The oyster omelette is my favourite, favourite, favourite. It’s done best at Nai Mong Hoi Nang Tort (539 Thanon Phlapplaachai). I go there all the time and I always order the oyster omelette. There are three or four other items on the menu but I don’t know what they are. But I would never attempt to recreate the dish at home – why bother? People in Bangkok rarely eat at home, because you can’t eat as well as you can eat on the streets. Five years ago – before I had this restaurant – I never cooked. I had a hiatus from cooking. We’d go downstairs and eat on the streets. No mess, half the price, and no effort. It’s hard not to eat well in Thailand. To have an outstanding result you have to do a little bit of research, but it’s hard not to eat well. Oh yes, you can have some poor western food, but if you eat in non-tourist areas where Thais eat, you’re bound to find somewhere that’s really good.
Q: Is there any food to watch out for, anything shocking to avoid?
Avoid nothing. People can be hesitant about fermented fish, which I find absolutely delicious when made well. We serve it at nahm at the Metropolitan. It’s almost as smelly as ripe, ripe cheese. If you think of it as fish, it might be hard to take, but if you think of it as cheese it becomes much more palatable – psychologically, anyway. We also serve a fish stomach stew. It is dark, inky and almost malevolent; it’s salty and delicious. It’s joltingly hot. Thais love it, but some westerners are absolutely appalled by it, shocked by the heat, and then they become almost giddy when they find out there is fermented fish stomach in there. We have the incredible smelly durian fruit on the menu as well, just served with some coconut cream.
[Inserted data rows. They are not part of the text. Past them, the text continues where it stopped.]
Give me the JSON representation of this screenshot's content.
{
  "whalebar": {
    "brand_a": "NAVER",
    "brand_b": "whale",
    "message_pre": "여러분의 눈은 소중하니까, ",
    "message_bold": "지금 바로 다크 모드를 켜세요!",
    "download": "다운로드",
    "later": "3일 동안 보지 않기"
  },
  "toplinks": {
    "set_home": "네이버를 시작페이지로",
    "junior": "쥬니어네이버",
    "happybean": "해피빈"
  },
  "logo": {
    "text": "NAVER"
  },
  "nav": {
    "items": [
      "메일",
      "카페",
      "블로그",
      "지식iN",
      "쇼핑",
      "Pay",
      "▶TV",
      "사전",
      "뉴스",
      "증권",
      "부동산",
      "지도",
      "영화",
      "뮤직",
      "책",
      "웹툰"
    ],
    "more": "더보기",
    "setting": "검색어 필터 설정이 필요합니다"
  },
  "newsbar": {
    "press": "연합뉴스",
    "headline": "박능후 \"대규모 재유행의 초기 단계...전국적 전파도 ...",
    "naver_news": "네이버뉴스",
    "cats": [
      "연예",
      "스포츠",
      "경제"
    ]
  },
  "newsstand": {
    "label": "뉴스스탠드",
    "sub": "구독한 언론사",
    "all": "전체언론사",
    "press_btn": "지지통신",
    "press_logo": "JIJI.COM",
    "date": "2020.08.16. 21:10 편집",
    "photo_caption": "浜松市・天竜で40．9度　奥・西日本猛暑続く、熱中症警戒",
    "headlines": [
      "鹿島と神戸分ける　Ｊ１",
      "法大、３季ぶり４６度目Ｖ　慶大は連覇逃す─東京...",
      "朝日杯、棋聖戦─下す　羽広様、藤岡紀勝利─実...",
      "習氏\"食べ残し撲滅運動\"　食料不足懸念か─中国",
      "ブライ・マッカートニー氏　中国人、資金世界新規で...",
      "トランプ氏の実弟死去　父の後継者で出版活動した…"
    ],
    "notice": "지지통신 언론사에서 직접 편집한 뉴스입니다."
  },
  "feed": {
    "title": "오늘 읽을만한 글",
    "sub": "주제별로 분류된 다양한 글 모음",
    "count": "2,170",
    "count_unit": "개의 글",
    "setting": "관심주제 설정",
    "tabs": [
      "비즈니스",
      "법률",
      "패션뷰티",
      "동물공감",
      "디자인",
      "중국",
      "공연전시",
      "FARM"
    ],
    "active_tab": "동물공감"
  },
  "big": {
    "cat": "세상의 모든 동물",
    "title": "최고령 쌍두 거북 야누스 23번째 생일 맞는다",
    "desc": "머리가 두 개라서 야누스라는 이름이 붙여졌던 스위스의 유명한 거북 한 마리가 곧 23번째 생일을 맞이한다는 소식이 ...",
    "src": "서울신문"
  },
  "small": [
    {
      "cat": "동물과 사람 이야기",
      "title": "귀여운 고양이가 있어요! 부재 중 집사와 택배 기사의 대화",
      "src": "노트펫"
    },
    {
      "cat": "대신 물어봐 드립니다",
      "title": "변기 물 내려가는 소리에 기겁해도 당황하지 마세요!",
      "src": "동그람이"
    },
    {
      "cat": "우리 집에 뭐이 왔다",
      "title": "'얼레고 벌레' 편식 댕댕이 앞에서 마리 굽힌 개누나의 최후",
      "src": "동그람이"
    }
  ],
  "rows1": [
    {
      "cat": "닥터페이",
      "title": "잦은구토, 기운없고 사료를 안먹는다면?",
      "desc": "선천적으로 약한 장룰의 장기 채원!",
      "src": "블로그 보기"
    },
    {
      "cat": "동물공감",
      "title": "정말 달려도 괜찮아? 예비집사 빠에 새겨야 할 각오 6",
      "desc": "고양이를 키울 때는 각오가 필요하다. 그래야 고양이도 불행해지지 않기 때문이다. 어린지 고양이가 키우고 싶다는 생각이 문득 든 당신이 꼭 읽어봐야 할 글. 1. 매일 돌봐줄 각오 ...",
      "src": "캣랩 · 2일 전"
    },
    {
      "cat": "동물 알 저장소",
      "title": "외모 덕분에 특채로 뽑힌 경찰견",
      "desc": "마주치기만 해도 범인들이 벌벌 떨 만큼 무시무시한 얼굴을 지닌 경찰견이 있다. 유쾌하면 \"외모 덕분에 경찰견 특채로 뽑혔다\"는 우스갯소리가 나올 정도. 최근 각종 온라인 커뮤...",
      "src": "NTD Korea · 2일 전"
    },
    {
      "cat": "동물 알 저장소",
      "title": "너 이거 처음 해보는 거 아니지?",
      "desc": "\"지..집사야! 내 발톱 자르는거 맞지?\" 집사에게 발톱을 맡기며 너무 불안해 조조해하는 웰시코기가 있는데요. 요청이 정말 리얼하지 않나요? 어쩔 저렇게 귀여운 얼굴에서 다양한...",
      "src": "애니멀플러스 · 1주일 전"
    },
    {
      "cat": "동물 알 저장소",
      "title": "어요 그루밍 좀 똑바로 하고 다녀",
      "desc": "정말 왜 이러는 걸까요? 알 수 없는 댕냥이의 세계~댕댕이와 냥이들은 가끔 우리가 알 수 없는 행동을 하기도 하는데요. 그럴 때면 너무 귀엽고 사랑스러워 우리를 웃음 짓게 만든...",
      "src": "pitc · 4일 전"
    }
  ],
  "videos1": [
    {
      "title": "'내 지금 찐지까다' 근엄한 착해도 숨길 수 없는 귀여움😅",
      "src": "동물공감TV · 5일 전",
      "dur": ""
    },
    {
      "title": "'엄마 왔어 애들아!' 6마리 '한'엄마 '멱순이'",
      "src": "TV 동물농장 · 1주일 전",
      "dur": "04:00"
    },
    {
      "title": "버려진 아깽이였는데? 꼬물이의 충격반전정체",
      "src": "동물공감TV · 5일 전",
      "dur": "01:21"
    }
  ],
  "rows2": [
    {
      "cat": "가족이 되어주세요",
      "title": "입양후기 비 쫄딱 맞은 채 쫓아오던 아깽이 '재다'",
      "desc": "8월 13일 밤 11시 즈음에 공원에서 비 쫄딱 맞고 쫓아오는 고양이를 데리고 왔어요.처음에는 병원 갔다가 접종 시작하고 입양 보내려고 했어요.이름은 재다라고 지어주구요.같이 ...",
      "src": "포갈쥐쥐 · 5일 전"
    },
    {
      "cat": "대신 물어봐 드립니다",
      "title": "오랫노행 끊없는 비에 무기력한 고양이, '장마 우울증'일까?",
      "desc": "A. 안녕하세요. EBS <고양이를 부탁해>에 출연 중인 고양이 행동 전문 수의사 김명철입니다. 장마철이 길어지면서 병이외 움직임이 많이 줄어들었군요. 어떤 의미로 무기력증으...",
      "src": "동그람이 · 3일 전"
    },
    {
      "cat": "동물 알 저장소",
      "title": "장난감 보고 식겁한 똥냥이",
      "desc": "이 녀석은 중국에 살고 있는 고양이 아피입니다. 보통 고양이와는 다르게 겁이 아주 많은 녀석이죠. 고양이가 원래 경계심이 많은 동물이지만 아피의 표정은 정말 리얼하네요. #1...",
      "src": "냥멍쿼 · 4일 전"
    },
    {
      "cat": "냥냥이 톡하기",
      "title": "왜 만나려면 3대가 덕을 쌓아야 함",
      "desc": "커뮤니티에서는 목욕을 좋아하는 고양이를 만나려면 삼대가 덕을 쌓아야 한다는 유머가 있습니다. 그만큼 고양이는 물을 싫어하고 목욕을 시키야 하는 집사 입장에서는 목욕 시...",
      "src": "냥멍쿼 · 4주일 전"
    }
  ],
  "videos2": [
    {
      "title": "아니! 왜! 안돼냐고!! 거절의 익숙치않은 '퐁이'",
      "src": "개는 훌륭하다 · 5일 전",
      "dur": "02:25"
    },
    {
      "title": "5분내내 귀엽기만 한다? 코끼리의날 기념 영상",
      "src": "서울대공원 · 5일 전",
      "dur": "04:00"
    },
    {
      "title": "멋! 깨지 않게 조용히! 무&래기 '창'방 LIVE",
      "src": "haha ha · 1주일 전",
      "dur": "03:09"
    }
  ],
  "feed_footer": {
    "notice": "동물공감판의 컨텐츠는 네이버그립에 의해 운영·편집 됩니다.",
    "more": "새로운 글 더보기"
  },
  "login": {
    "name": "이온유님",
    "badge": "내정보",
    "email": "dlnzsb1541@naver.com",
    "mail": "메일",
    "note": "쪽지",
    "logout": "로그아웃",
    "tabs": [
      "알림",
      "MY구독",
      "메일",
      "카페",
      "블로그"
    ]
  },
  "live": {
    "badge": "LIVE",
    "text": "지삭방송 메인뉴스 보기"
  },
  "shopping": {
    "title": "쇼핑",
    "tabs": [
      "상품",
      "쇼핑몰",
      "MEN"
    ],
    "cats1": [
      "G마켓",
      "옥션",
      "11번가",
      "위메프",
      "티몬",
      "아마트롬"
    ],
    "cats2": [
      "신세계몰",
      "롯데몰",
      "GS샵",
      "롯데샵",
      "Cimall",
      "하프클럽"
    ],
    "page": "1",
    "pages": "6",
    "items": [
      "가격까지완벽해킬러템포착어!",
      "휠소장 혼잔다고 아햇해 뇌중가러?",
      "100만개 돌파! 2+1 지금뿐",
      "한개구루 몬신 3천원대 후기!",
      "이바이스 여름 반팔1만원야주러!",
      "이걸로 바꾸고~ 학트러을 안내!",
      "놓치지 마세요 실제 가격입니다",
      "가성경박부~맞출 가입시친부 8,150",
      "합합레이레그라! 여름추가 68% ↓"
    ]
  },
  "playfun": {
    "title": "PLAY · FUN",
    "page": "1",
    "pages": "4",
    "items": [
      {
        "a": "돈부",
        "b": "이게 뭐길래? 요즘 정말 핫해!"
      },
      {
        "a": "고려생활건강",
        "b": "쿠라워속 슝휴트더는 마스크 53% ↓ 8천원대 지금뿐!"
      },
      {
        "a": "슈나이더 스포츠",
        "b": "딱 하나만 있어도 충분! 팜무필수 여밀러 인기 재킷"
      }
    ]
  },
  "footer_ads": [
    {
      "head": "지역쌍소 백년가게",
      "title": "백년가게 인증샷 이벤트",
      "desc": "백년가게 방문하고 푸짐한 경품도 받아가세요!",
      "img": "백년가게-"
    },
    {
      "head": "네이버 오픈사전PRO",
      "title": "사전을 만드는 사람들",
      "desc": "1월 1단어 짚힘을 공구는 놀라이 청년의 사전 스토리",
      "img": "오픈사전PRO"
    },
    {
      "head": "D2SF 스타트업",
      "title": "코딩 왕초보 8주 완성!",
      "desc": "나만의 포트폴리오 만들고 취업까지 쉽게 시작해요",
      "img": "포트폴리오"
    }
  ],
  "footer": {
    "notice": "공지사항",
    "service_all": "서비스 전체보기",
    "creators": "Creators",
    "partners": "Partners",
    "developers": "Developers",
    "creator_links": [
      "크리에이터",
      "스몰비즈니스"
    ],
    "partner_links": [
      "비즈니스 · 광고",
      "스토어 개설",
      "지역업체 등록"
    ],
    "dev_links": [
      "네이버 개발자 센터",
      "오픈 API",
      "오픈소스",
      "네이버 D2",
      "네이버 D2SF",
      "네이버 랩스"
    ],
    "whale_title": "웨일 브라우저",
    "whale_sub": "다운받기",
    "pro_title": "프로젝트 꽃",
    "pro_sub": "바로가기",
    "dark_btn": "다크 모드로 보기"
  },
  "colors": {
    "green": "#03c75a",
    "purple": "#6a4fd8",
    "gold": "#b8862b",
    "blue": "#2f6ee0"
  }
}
Q: Where else must discerning foodies go while in Bangkok?
Bo.lan is a restaurant opened by two cooks who worked with me at nahm in London. Bo and Dylan do an array of traditional but often hard to find dishes, such as a relish of salty duck egg simmered in coconut cream and minced prawn served with grilled squid, and a northern-style hot and sour soup of banana blossom and herbal fed chicken on the bone. They are of a new generation of young cooks who are doing excellent things. They are really making their mark. It is one of the most interesting Thai restaurants in Bangkok at the moment.
Q: What’s a good night out in Bangkok?
There’s a real bar swing in Bangkok at the moment. Opposite Mess (oppositebangkok.com) does great drinks but food-wise it’s also on trend with what’s happening in the rest of the world. They’re doing grunge food, it’s fun. It’s a hip place put together rather nicely. They don’t take any bookings but I always wrangle my way to a table. They do a savoury duck waffle with leg confit, pâté, crispy skin and piccalilli relish, and a crab salad with mint and chorizo oil. It’s fantastic. Young Thais are as hip and as global as anyone else in the world. There is increasing affluence here, with world-class wages and world-class experience.
Q: And where to stay after a good night out?
I would, of course, always recommend the Metropolitan by Como, where you will find my restaurant, nahm. But there is a little place called Shanghai Mansion in Chinatown, it has the cutest little rooms. The food is crap but you’re in Chinatown so leave the hotel for something real. Bangkok was a Chinese city in the 19th century and up until the 1920s most Thais lived outside the city. Bangkok was a city of merchants and courtiers. But at least it means we now have excellent Chinese food.